François Mitterrand à l’Élysée, la Gauche espère. Qu’en reste-t-il 40 ans plus tard ? Tout le mois, Les Influences interrogent acteurs du moment et observateurs de toutes générations. Aujourd’hui : Robert Zarader, économiste, consultant en stratégies de communication, fondateur d’Equancy & Co, ancien conseiller de François Hollande raconte son espoir et son grand manque du 10 mai.

Chapitre II. EN MANQUE

Ce qu’il nous reste de ces années, c’est avant tout ce qu’il nous manque aujourd’hui.

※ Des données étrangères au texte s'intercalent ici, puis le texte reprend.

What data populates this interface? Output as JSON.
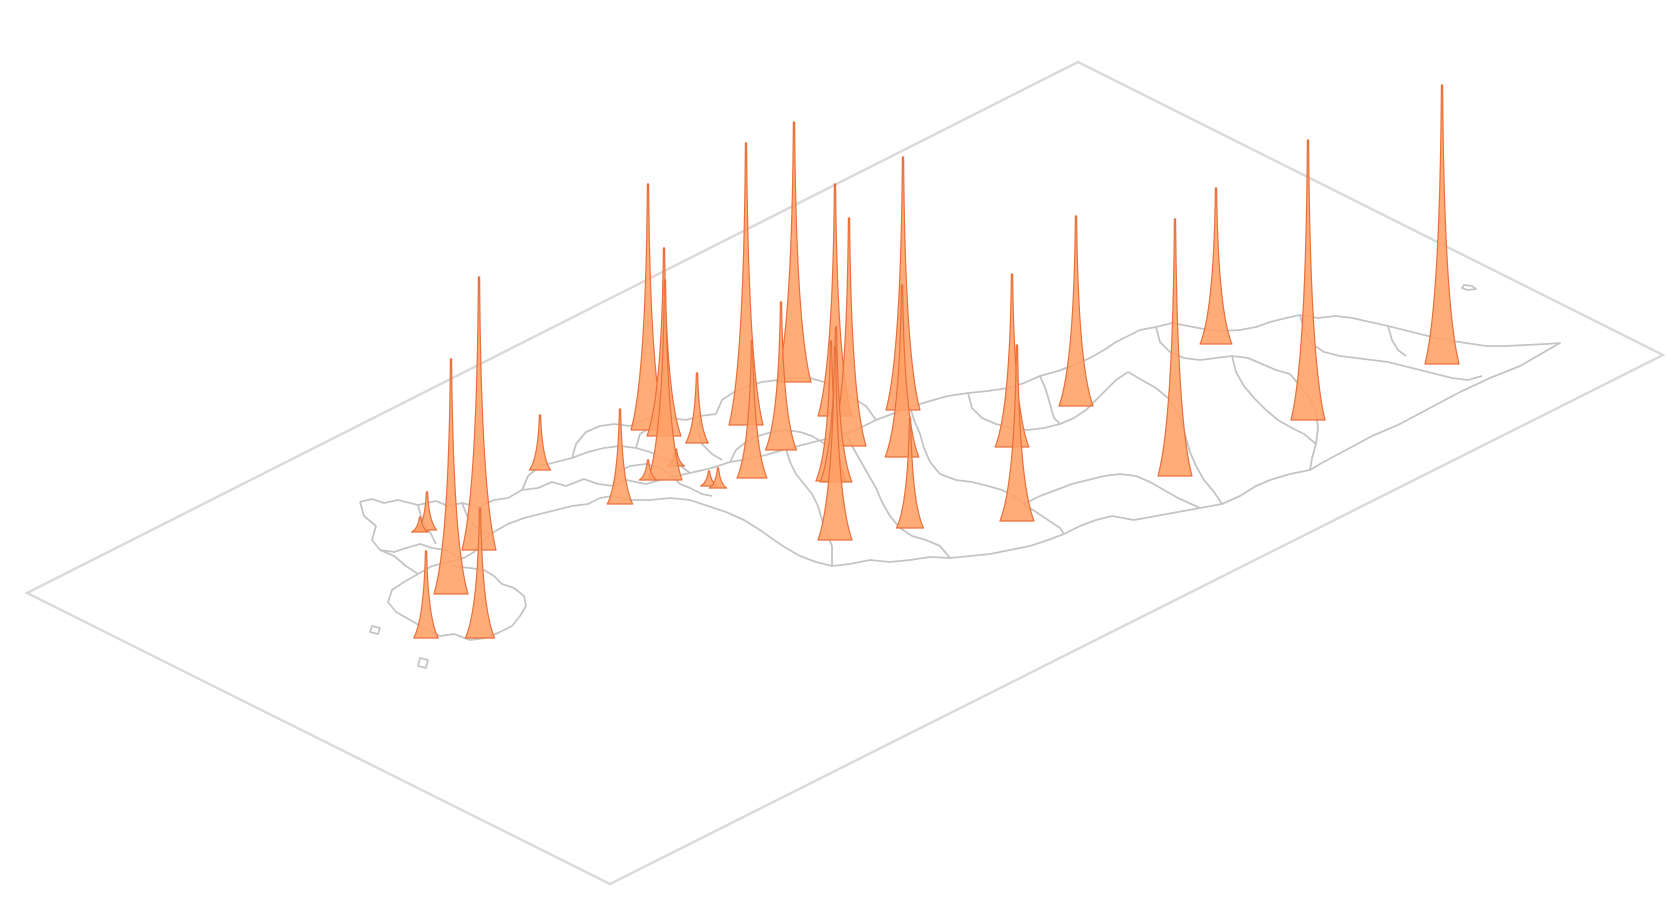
{
  "map": {
    "plane_color": "#d9d9d9",
    "border_color": "#c4c4c4",
    "spike_fill": "#ffa066",
    "spike_stroke": "#e8703a"
  },
  "spikes": [
    {
      "id": "s01",
      "value": 38
    },
    {
      "id": "s02",
      "value": 15
    },
    {
      "id": "s03",
      "value": 235
    },
    {
      "id": "s04",
      "value": 273
    },
    {
      "id": "s05",
      "value": 87
    },
    {
      "id": "s06",
      "value": 130
    },
    {
      "id": "s07",
      "value": 55
    },
    {
      "id": "s08",
      "value": 95
    },
    {
      "id": "s09",
      "value": 246
    },
    {
      "id": "s10",
      "value": 188
    },
    {
      "id": "s11",
      "value": 200
    },
    {
      "id": "s12",
      "value": 70
    },
    {
      "id": "s13",
      "value": 15
    },
    {
      "id": "s14",
      "value": 282
    },
    {
      "id": "s15",
      "value": 138
    },
    {
      "id": "s16",
      "value": 20
    },
    {
      "id": "s17",
      "value": 17
    },
    {
      "id": "s18",
      "value": 20
    },
    {
      "id": "s19",
      "value": 260
    },
    {
      "id": "s20",
      "value": 148
    },
    {
      "id": "s21",
      "value": 232
    },
    {
      "id": "s22",
      "value": 193
    },
    {
      "id": "s23",
      "value": 228
    },
    {
      "id": "s24",
      "value": 140
    },
    {
      "id": "s25",
      "value": 155
    },
    {
      "id": "s26",
      "value": 253
    },
    {
      "id": "s27",
      "value": 110
    },
    {
      "id": "s28",
      "value": 172
    },
    {
      "id": "s29",
      "value": 173
    },
    {
      "id": "s30",
      "value": 190
    },
    {
      "id": "s31",
      "value": 176
    },
    {
      "id": "s32",
      "value": 257
    },
    {
      "id": "s33",
      "value": 156
    },
    {
      "id": "s34",
      "value": 280
    },
    {
      "id": "s35",
      "value": 279
    }
  ]
}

Le goût des utopies, de la justice et des combats politiques reste toujours aussi fort pour y avoir goûté, grâce à l’artiste de la politique que fut François Mitterrand. Un président qui a su s’entourer de personnalités aussi fortes et différentes que Fabius et Bérégovoy, Badinter et Dumas, Mauroy et Rocard, Lang et Fiterman, Cresson et Jospin, Bianco et Delebarre… Certes, il fut moins « en avance » sur la prétendue féminisation politique, mais personne n’aura nommé une femme Premier ministre depuis le choix d’Édith Cresson.

Le regard rétrospectif de ces « 40 ans en arrière » ne fait ainsi que confirmer la différence du personnel politique de l’ancien monde avec celui de la start-up nation. Sur cet aspect, j’adhère à ce parti ringard du « c’était mieux avant ».

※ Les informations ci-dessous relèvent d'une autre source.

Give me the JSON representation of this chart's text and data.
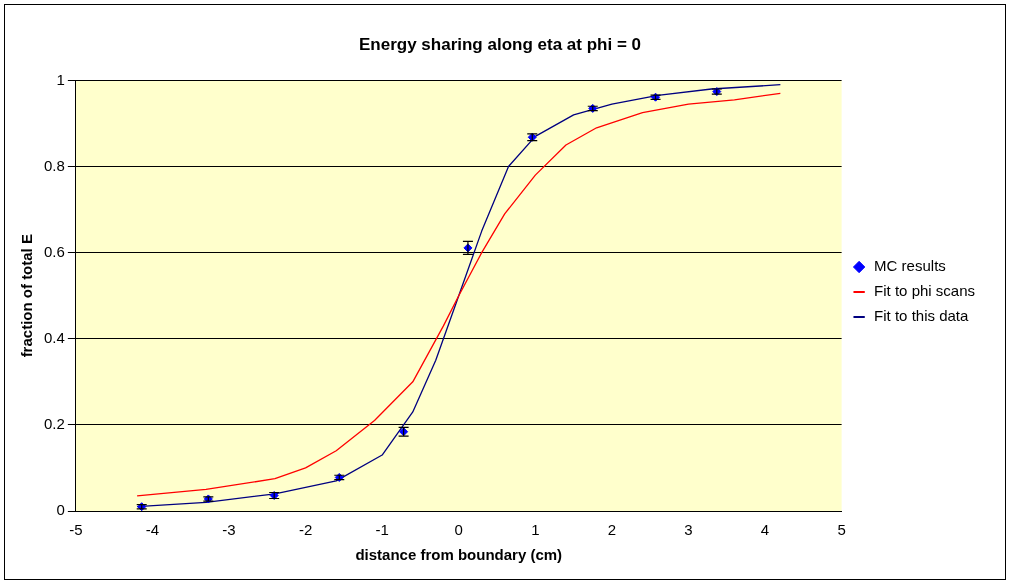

Des années 81, il nous reste aussi cette comparaison et des combats, comme celui que j’ai partagé à la création de SOS Racisme, l’enthousiasme des concerts et l’énergie de la lutte contre le racisme grâce à l’incroyable relation entre le « Vieux » et « Juju ». Des luttes vivaces contre les inégalités, pour de nouvelles libertés, de nouveaux droits. Beaucoup n’a pas été fait mais nous avions « envie de politique ». Pour le plaisir du débat idéologique partisan, intellectuels et souvent de mauvaise foi. Tout reste à réinventer, car le débat a laissé la place à des discours en silos, ou pire à des invectives entre crétins prétentieux, comme les définissait Pierre Dac : « Le crétin prétentieux est celui qui se croit plus intelligent que ceux qui sont aussi bêtes que lui. »

Cesser de cacher ses idées derrière le « en même temps » : voilà une belle ambition. Moi j’ai besoin de croire en des femmes et des hommes d’État, et partager des débats qui enrichissent, tout simplement. J’ai besoin de politiques colorées et variées, qui ne soient exclusivement ni noires ou vertes, et encore moins noires et vertes.

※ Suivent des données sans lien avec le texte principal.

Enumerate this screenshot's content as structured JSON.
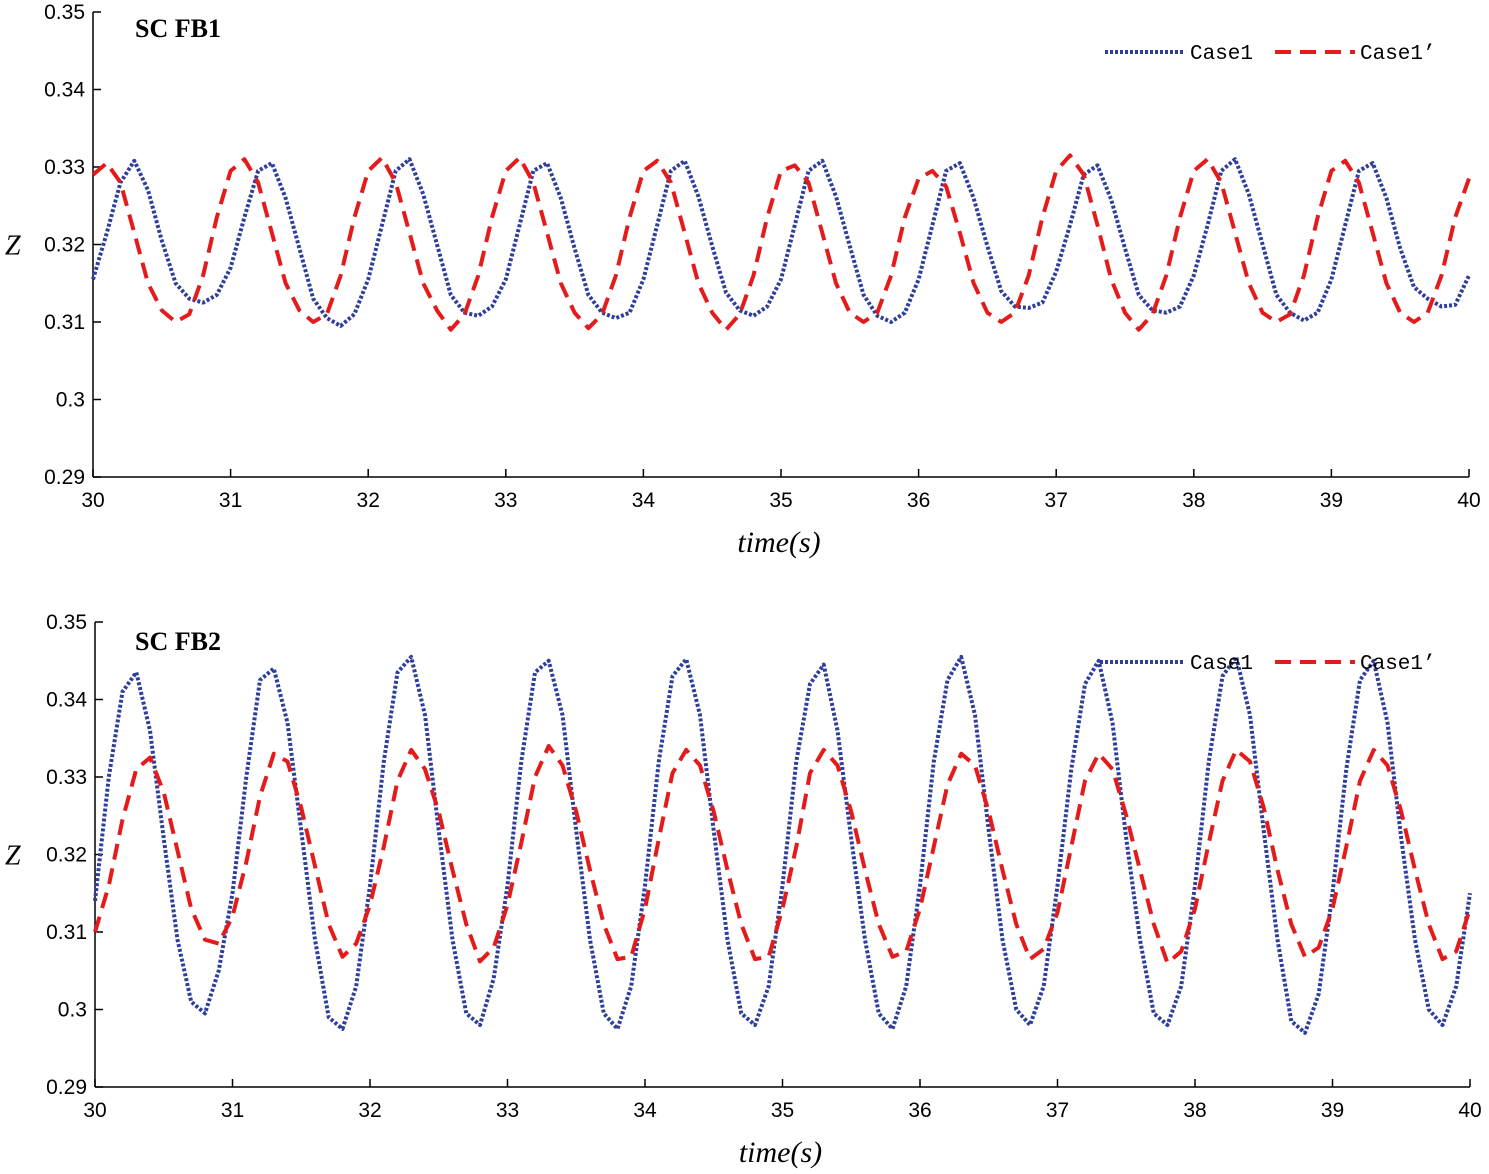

Alors, le manque a aussi ses mots et ses noms, en vrac, déposés dans ma mémoire…

Coluche et la parole. Mitterrand, Tonton et notre génération. Pierre Bérégovoy et le courage. Balavoine et l’engagement. Michel Bergé et Diego. Socrates et le football brésilien. Bob Marley et les disparus des « 27 ans ». Desproges et sa minute. Michel Hidalgo, son short et ses talents. Le Tribunal des flagrants délires. Canal Plus et Les Nuls. Les vrais Guignols de l’Info. Les radios libres, la presse libre, les journalistes libres. SOS Racisme, Juju, Harlem et les potes. Les premières fêtes de la Musique. Les jours heureux. Pierre Mauroy et le petit Quinquin. Édith Cresson, première « PM ». La première cohabitation et l’habileté politique d’un artiste. Georges Marchais et la fin des communistes. L’Heure de Vérité. Bernard Tapie, le bateleur talentueux. Séville et Schumacher. Mitterrand-Chirac : les débats. Mitterrand-Rocard : le baiser de la mort. Baltique ou Rocard. Robert Badinter et Roland Dumas : l’un pour le droit, l’autre pour le tordu. La fin de la peine de mort. La doctrine Mitterrand et l’humanité. Raphaël, Édouard et ma génération Mitterrand. Le premier déjeuner à l’Assemblée nationale de ma vie avec « Juju » et François Hollande. La crise du 20ème siècle et l’équipe de Lorenzi-Pastré-Tolédano. Et, le 4e anniversaire au McDo d’Amiens, le 21 décembre 1981, d’un futur président de la République…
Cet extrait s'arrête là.